Kahve, Habeşistan’da yetişen fidan boyundaki yeşil ağaçların meyvesidir. Ağacın çiçekleri yasemine, meyveleri kiraza benzer. Çiçekleri döküldükten sonra, ağaçların dallarında çekirdekleri kalır. Bunlar silkelenir, güneşte kurutulur ve tahta tokmaklarla dövülür. Kabukları sıyrıldıktan sonra öz meyve ortaya çıkar. Bunlar kavrulur, öğütülür ve kendine has kokulu, lezzetli kahve elde edilmiş olur.
Türk kahvesi, Güneydoğu’da çok yaygın olarak içilen “mırra” ile İtalyanların “espresso“su arası bir türdür.

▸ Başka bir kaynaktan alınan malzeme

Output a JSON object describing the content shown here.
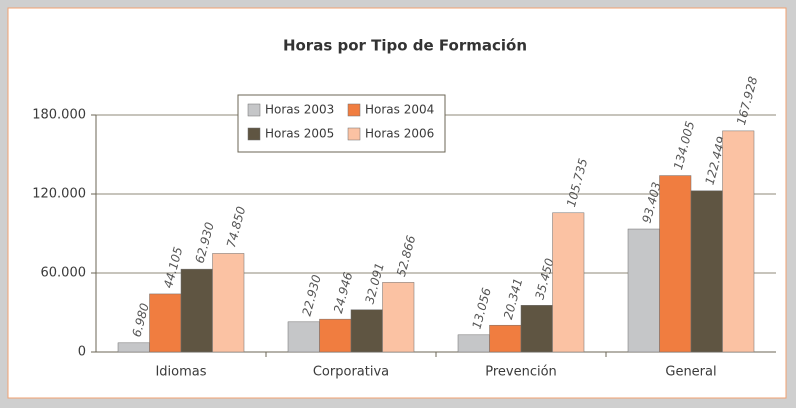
{
  "chart_data": {
    "type": "bar",
    "title": "Horas por Tipo de Formación",
    "categories": [
      "Idiomas",
      "Corporativa",
      "Prevención",
      "General"
    ],
    "series": [
      {
        "name": "Horas 2003",
        "color": "#c5c6c8",
        "values": [
          6980,
          22930,
          13056,
          93403
        ],
        "value_labels": [
          "6.980",
          "22.930",
          "13.056",
          "93.403"
        ]
      },
      {
        "name": "Horas 2004",
        "color": "#f07d40",
        "values": [
          44105,
          24946,
          20341,
          134005
        ],
        "value_labels": [
          "44.105",
          "24.946",
          "20.341",
          "134.005"
        ]
      },
      {
        "name": "Horas 2005",
        "color": "#5f5542",
        "values": [
          62930,
          32091,
          35450,
          122449
        ],
        "value_labels": [
          "62.930",
          "32.091",
          "35.450",
          "122.449"
        ]
      },
      {
        "name": "Horas 2006",
        "color": "#fbc2a3",
        "values": [
          74850,
          52866,
          105735,
          167928
        ],
        "value_labels": [
          "74.850",
          "52.866",
          "105.735",
          "167.928"
        ]
      }
    ],
    "ylim": [
      0,
      180000
    ],
    "yticks": [
      {
        "value": 0,
        "label": "0"
      },
      {
        "value": 60000,
        "label": "60.000"
      },
      {
        "value": 120000,
        "label": "120.000"
      },
      {
        "value": 180000,
        "label": "180.000"
      }
    ],
    "grid": true
  }
}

Türk kahvesini tüm kahve çeşitlerinden ayıran özellik, şekerin pişme sırasında ilave edilmesidir. Kahvenin adlandırılması konusu, Yunanlılarla Türkler arasında yıllardır süregelen bir tartışmadır. Yunanlılar, yıllardır Türk kahvesine “Greek Cafe”
deseler de Yunanlı yazar Elias Petropoulos “Türk Kahvesi” adlı kitabında bugün aynı isimle içtiğimiz kahvenin Türklere ait olduğunu anlatmaktadır.
Güncel bir anekdotta, kahvenin 1974 Kıbrıs Barış Harekatı’na kadar “Türk Kahvesi” olarak anıldığı, ancak bu tarihten sonra “Türk Kahvesi” olarak söz edilmediği anlatılmaktadır.
Bugün Dünya’da kahve en çok Brezilya’da yetişmektedir.
Brezilya’dan sonra başlıca kahve üreten ülkeler, Kolombiya, Venezuela, Orta Amerika, Meksika, Arabistan, Afrika, Kenya ve dolayları, Hindistan, Endonezya, Antiller, Büyük Okyanus adaları, bu adalarınarasında da özellikle Hawaii ve Filipinler’dir.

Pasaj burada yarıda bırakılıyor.